You might find Patrick Joyce’s recent book, Remembering Peasants interesting for its counter-arguments and empirical data. This isn’t an all or nothing debate; but we are often bedazzled by technological innovation that is foisted upon us for the sake of profit rather than need and is not chosen freely to give ourselves a better life. No one needs to be told “cell phones are cool” or “sure am glad for that MRI!” That message is pumped out to us every minute of every day. Evaluating and weighing costs and benefits is hard work, not least because it runs counter to that message. We need to encourage that kind of critical thought.

Isn’t that because they literally needed that time for subsistence farming and stuff like washing their clothes in the river by hand with rocks?

Again, it depends on the time and place, but in general, “peasant” means a farmer who is, to some extent, tied to the land; he may not be able to leave, but nobody can take the land away from him, either. This is a hereditary class status.

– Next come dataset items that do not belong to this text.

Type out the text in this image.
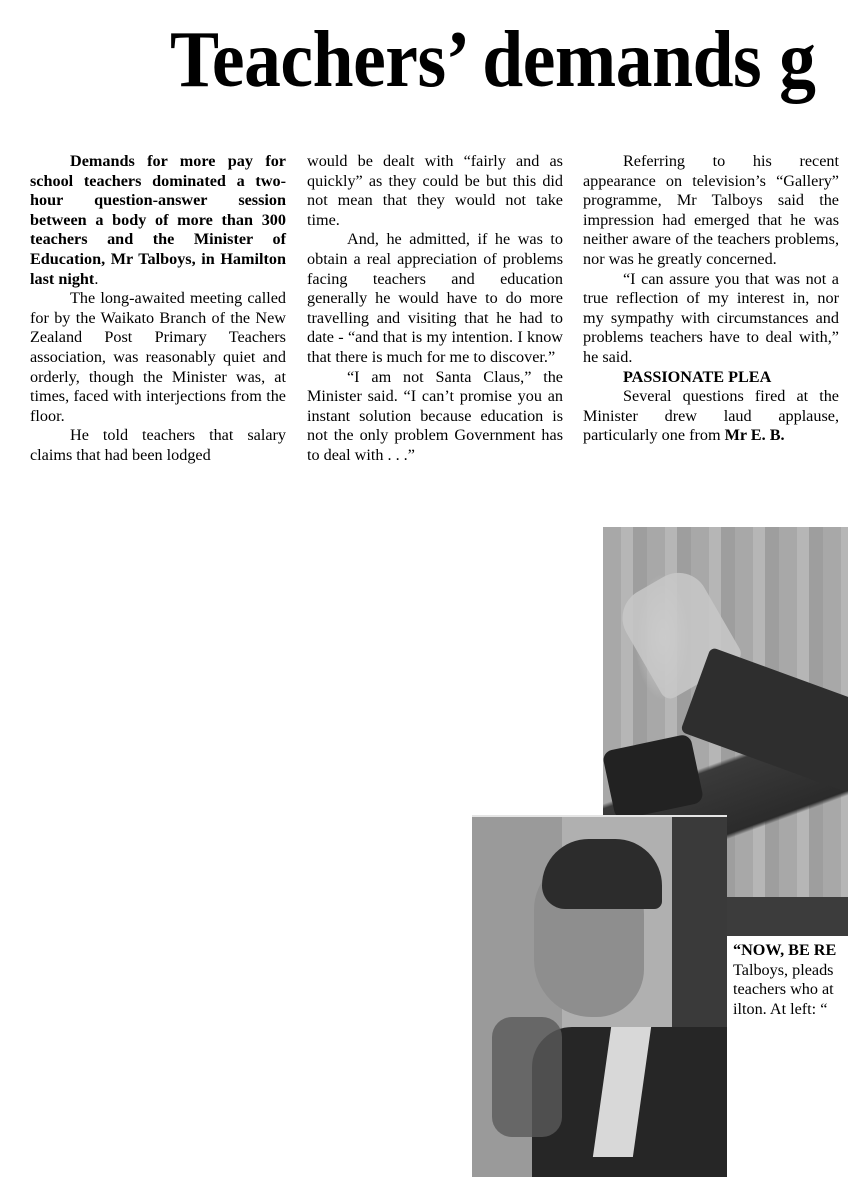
Teachers’ demands g

Demands for more pay for school teachers dominated a two-hour question-answer session between a body of more than 300 teachers and the Minister of Education, Mr Talboys, in Hamilton last night.

The long-awaited meeting called for by the Waikato Branch of the New Zealand Post Primary Teachers association, was reasonably quiet and orderly, though the Minister was, at times, faced with interjections from the floor.

He told teachers that salary claims that had been lodged

would be dealt with “fairly and as quickly” as they could be but this did not mean that they would not take time.

And, he admitted, if he was to obtain a real appreciation of problems facing teachers and education generally he would have to do more travelling and visiting that he had to date - “and that is my intention. I know that there is much for me to discover.”

“I am not Santa Claus,” the Minister said. “I can’t promise you an instant solution because education is not the only problem Government has to deal with . . .”

Referring to his recent appearance on television’s “Gallery” programme, Mr Talboys said the impression had emerged that he was neither aware of the teachers problems, nor was he greatly concerned.

“I can assure you that was not a true reflection of my interest in, nor my sympathy with circumstances and problems teachers have to deal with,” he said.

PASSIONATE PLEA

Several questions fired at the Minister drew laud applause, particularly one from Mr E. B.

“NOW, BE RE
Talboys, pleads
teachers who at
ilton. At left: “
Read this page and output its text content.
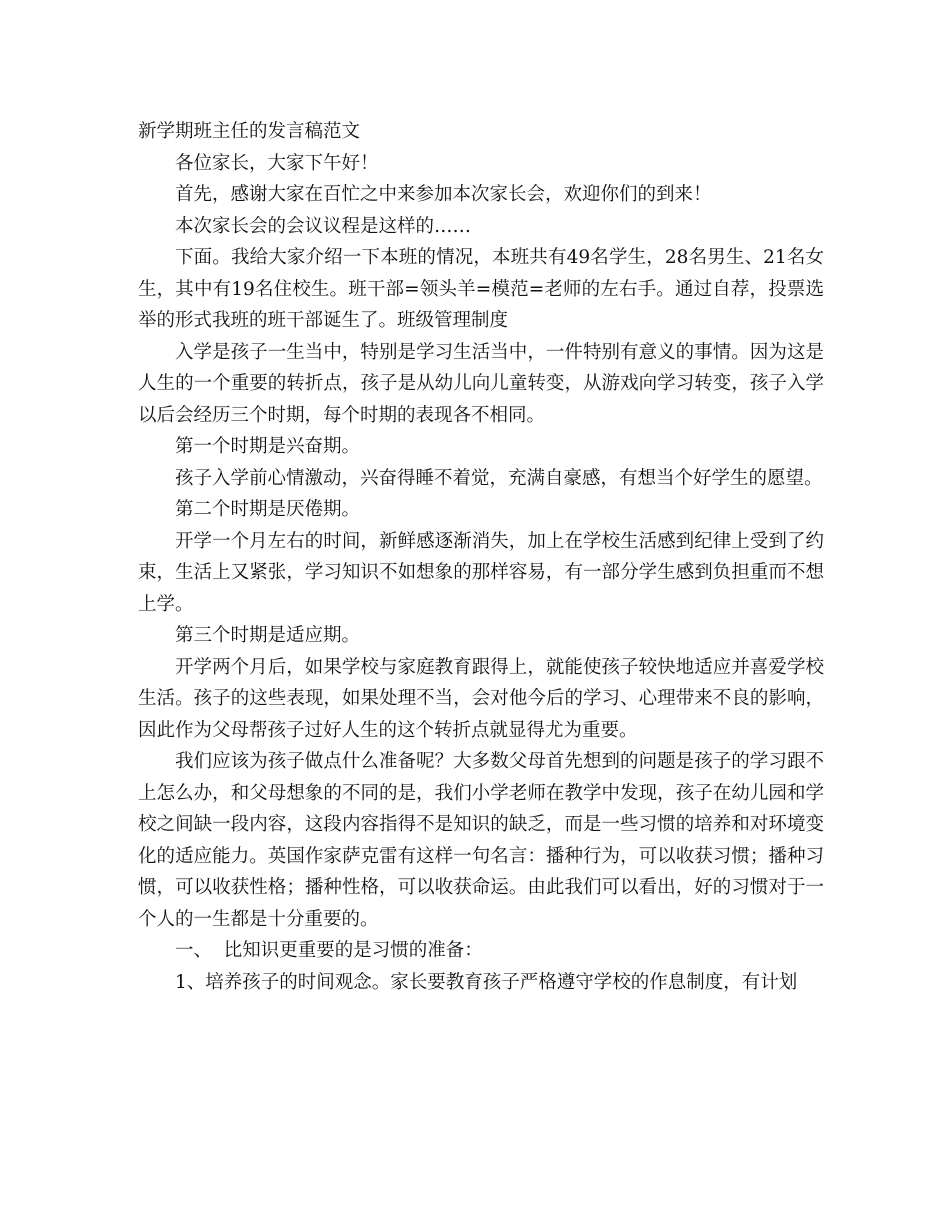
新学期班主任的发言稿范文

各位家长，大家下午好！

首先，感谢大家在百忙之中来参加本次家长会，欢迎你们的到来！

本次家长会的会议议程是这样的……

下面。我给大家介绍一下本班的情况，本班共有49名学生，28名男生、21名女生，其中有19名住校生。班干部=领头羊=模范=老师的左右手。通过自荐，投票选举的形式我班的班干部诞生了。班级管理制度

入学是孩子一生当中，特别是学习生活当中，一件特别有意义的事情。因为这是人生的一个重要的转折点，孩子是从幼儿向儿童转变，从游戏向学习转变，孩子入学以后会经历三个时期，每个时期的表现各不相同。

第一个时期是兴奋期。

孩子入学前心情激动，兴奋得睡不着觉，充满自豪感，有想当个好学生的愿望。

第二个时期是厌倦期。

开学一个月左右的时间，新鲜感逐渐消失，加上在学校生活感到纪律上受到了约束，生活上又紧张，学习知识不如想象的那样容易，有一部分学生感到负担重而不想上学。

第三个时期是适应期。

开学两个月后，如果学校与家庭教育跟得上，就能使孩子较快地适应并喜爱学校生活。孩子的这些表现，如果处理不当，会对他今后的学习、心理带来不良的影响，因此作为父母帮孩子过好人生的这个转折点就显得尤为重要。

我们应该为孩子做点什么准备呢？大多数父母首先想到的问题是孩子的学习跟不上怎么办，和父母想象的不同的是，我们小学老师在教学中发现，孩子在幼儿园和学校之间缺一段内容，这段内容指得不是知识的缺乏，而是一些习惯的培养和对环境变化的适应能力。英国作家萨克雷有这样一句名言：播种行为，可以收获习惯；播种习惯，可以收获性格；播种性格，可以收获命运。由此我们可以看出，好的习惯对于一个人的一生都是十分重要的。

一、  比知识更重要的是习惯的准备：

1、培养孩子的时间观念。家长要教育孩子严格遵守学校的作息制度，有计划
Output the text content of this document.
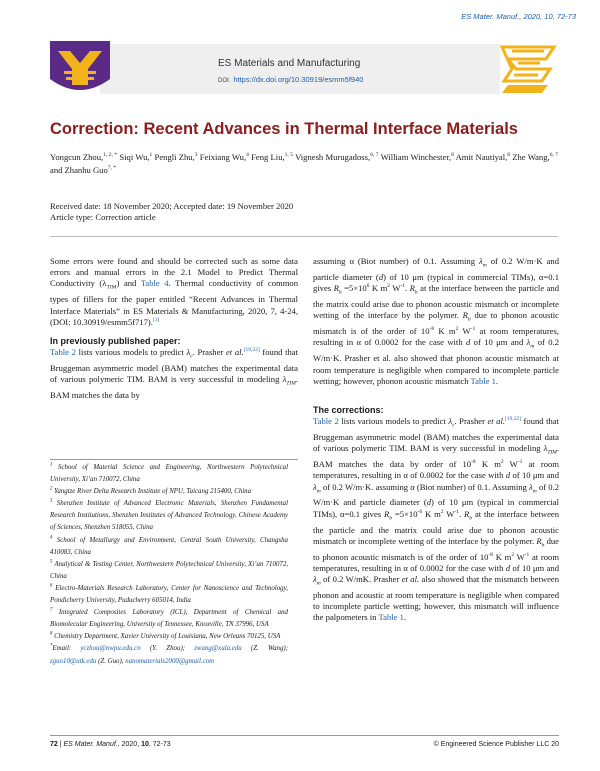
ES Mater. Manuf., 2020, 10, 72-73
ES Materials and Manufacturing
DOI: https://dx.doi.org/10.30919/esmm5f940
Correction: Recent Advances in Thermal Interface Materials
Yongcun Zhou,$^{1, 2, *}$ Siqi Wu,$^1$ Pengli Zhu,$^3$ Feixiang Wu,$^4$ Feng Liu,$^{1, 5}$ Vignesh Murugadoss,$^{6, 7}$ William Winchester,$^8$ Amit Nautiyal,$^8$ Zhe Wang,$^{6, 7}$ and Zhanhu Guo$^{7, *}$
Received date: 18 November 2020; Accepted date: 19 November 2020
Article type: Correction article

Some errors were found and should be corrected such as some data errors and manual errors in the 2.1 Model to Predict Thermal Conductivity $(\lambda_{TIM})$ and Table 4. Thermal conductivity of common types of fillers for the paper entitled “Recent Advances in Thermal Interface Materials” in ES Materials & Manufacturing, 2020, 7, 4-24, (DOI: 10.30919/esmm5f717).[1]

In previously published paper:

Table 2 lists various models to predict $\lambda_c$. Prasher et al.[19,22] found that Bruggeman asymmetric model (BAM) matches the experimental data of various polymeric TIM. BAM is very successful in modeling $\lambda_{TIM}$. BAM matches the data by

$^1$ School of Material Science and Engineering, Northwestern Polytechnical University, Xi’an 710072, China

$^2$ Yangtze River Delta Research Institute of NPU, Taicang 215400, China

$^3$ Shenzhen Institute of Advanced Electronic Materials, Shenzhen Fundamental Research Institutions, Shenzhen Institutes of Advanced Technology, Chinese Academy of Sciences, Shenzhen 518055, China

$^4$ School of Metallurgy and Environment, Central South University, Changsha 410083, China

$^5$ Analytical & Testing Center, Northwestern Polytechnical University, Xi’an 710072, China

$^6$ Electro-Materials Research Laboratory, Center for Nanoscience and Technology, Pondicherry University, Puducherry 605014, India

$^7$ Integrated Composites Laboratory (ICL), Department of Chemical and Biomolecular Engineering, University of Tennessee, Knoxville, TN 37996, USA

$^8$ Chemistry Department, Xavier University of Louisiana, New Orleans 70125, USA

*Email: yczhou@nwpu.edu.cn (Y. Zhou); zwang@xula.edu (Z. Wang); zguo10@utk.edu (Z. Guo), nanomaterials2000@gmail.com

assuming α (Biot number) of 0.1. Assuming $\lambda_m$ of 0.2 W/m·K and particle diameter (d) of 10 μm (typical in commercial TIMs), α=0.1 gives $R_b =5\times 10^6$ K $m^2$ $W^{-1}$. $R_b$ at the interface between the particle and the matrix could arise due to phonon acoustic mismatch or incomplete wetting of the interface by the polymer. $R_b$ due to phonon acoustic mismatch is of the order of $10^{-8}$ K $m^2$ $W^{-1}$ at room temperatures, resulting in α of 0.0002 for the case with d of 10 μm and $\lambda_m$ of 0.2 W/m·K. Prasher et al. also showed that phonon acoustic mismatch at room temperature is negligible when compared to incomplete particle wetting; however, phonon acoustic mismatch Table 1.

The corrections:

Table 2 lists various models to predict $\lambda_c$. Prasher et al.[19,22] found that Bruggeman asymmetric model (BAM) matches the experimental data of various polymeric TIM. BAM is very successful in modeling $\lambda_{TIM}$. BAM matches the data by order of $10^{-8}$ K $m^2$ $W^{-1}$ at room temperatures, resulting in α of 0.0002 for the case with d of 10 μm and $\lambda_m$ of 0.2 W/m·K. assuming α (Biot number) of 0.1. Assuming $\lambda_m$ of 0.2 W/m·K and particle diameter (d) of 10 μm (typical in commercial TIMs), α=0.1 gives $R_b =5\times 10^{-6}$ K $m^2$ $W^{-1}$. $R_b$ at the interface between the particle and the matrix could arise due to phonon acoustic mismatch or incomplete wetting of the interface by the polymer. $R_b$ due to phonon acoustic mismatch is of the order of $10^{-8}$ K $m^2$ $W^{-1}$ at room temperatures, resulting in α of 0.0002 for the case with d of 10 μm and $\lambda_m$ of 0.2 W/mK. Prasher et al. also showed that the mismatch between phonon and acoustic at room temperature is negligible when compared to incomplete particle wetting; however, this mismatch will influence the palpometers in Table 1.

72 | ES Mater. Manuf., 2020, 10, 72-73	© Engineered Science Publisher LLC 20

I don’t believe it was common in premodern societies for urban poor people to have the right to go claim some piece of rural land, so I don’t think it’s true that peasant life was “always an available possibility”.

In exceptional situations such as 19th century America, when the government did in fact give rural land titles to anyone who asked, a great many urban people jumped at the chance to become subsistence farmers.

I don’t believe that primitive subsistence farming requires anything close to a 40 hour workweek, except maybe during a few brief times of the year.

I think by the late 19th century and “free land,” the dream was not to become a subsistence farmer but a farmer tied to producing, say, wheat for international markets. Agriculture had become a matter of capitalist markets rather than subsistence. The hope was to become something more like an independent businessman than a subsistence farmer.